Examples from April’s Inbox:
- Card dropped off from a friend. I want to save the message, so I’m saving a photo of this inside Evernote under my “Journal” notebook. Then, I recycle the card (unless I want to save the actual note- in which case, I have a file for cards I am saving.)
- Receipt. I keep receipts in my planner folder until I enter them in YNAB (you need a budget app), then I recycle the receipt.
- Son’s bell choir concert program. Because this was meaningful to me, I want to save the program in my son’s banker box. Each child gets 1 box for 5 years of life.
- Drawing and art by daughter and son. I take a picture and add these to my Evernote Journal. Then, I save the original in my child’s banker box for them.
- Day camp packet. This is a stack of paper that needs information added and actions made (insurance card photocopied, medical info added etc). I still will need some time to fill it out. Because of this, I add a calendar trigger for when I can fill this out. It’s not a meeting (that gets added to digital google calendar), but it’s a task that can be listed on my paper planner, so it gets done on time. The paper is housed in a cubby until it’s pulled out (children’s cubby or Tickler File by month.)
- Stack of papers for track meeting. I need to add the dates to a calendar (digital for me and a family calendar note for my son). Then, I recycle the papers.
- AP Test receipts for daughter. I entered it into YNAB, but I also need to save it–so I will take a picture and add this to my Evernote notebook under “household management” in case it’s needed when my daughter takes the AP test.
- Handwritten cards with Dad’s writing. I want this to be saved, so I put it in my keepsake drawer in the filing cabinet.
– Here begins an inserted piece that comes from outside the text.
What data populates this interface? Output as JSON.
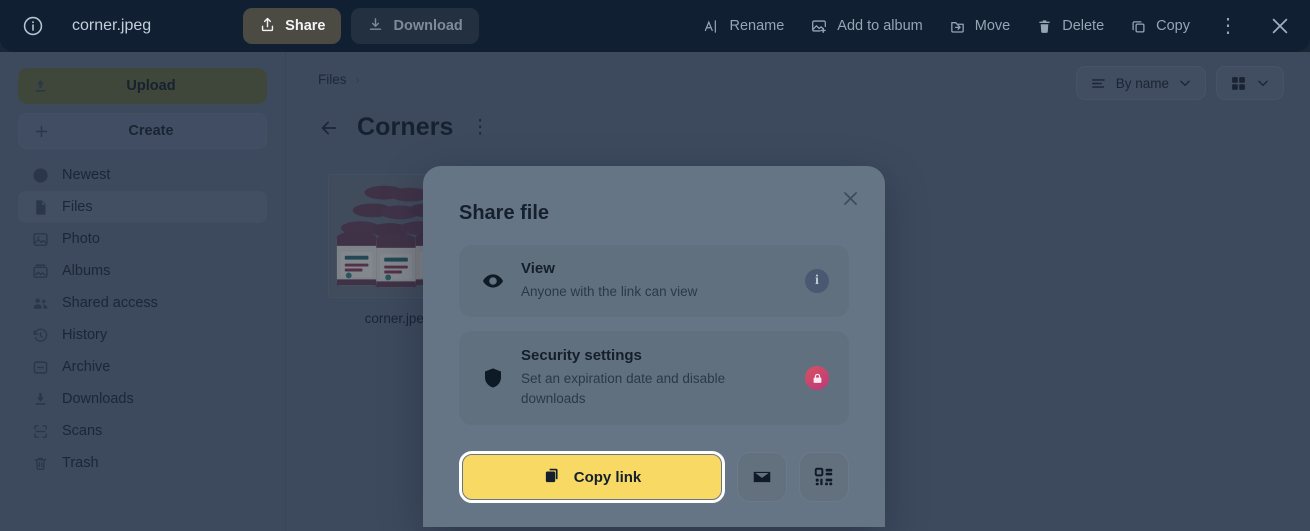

- Grandparents love letters (over 100 years old). I plan to scan them, email the scans to my siblings, and then store in them in Evernote and an external hard drive. Then, I’ll put acid free sheet protectors around them to get back to Dad safely (who will keep them). I keep them in a cubby while working on them. I also make a note on calendar to remember bring them with me when I visit my parents to return them.
- Checks to be cashed. I endorse them and use the online check deposit feature. It just takes 2 minutes or less!
- Mom’s food journal. I want a digital version of this, so if I ever want to share stories about this, I have access to it. I take a picture of it and add it to my Evernote. I also will save this in my filing cabinet as a keepsake.
- Son’s choir performance with calendar changes and time updates. Lots of information needs to be added to calendar from this. I add a note to the “Friday meeting” with spouse to discuss with Eric.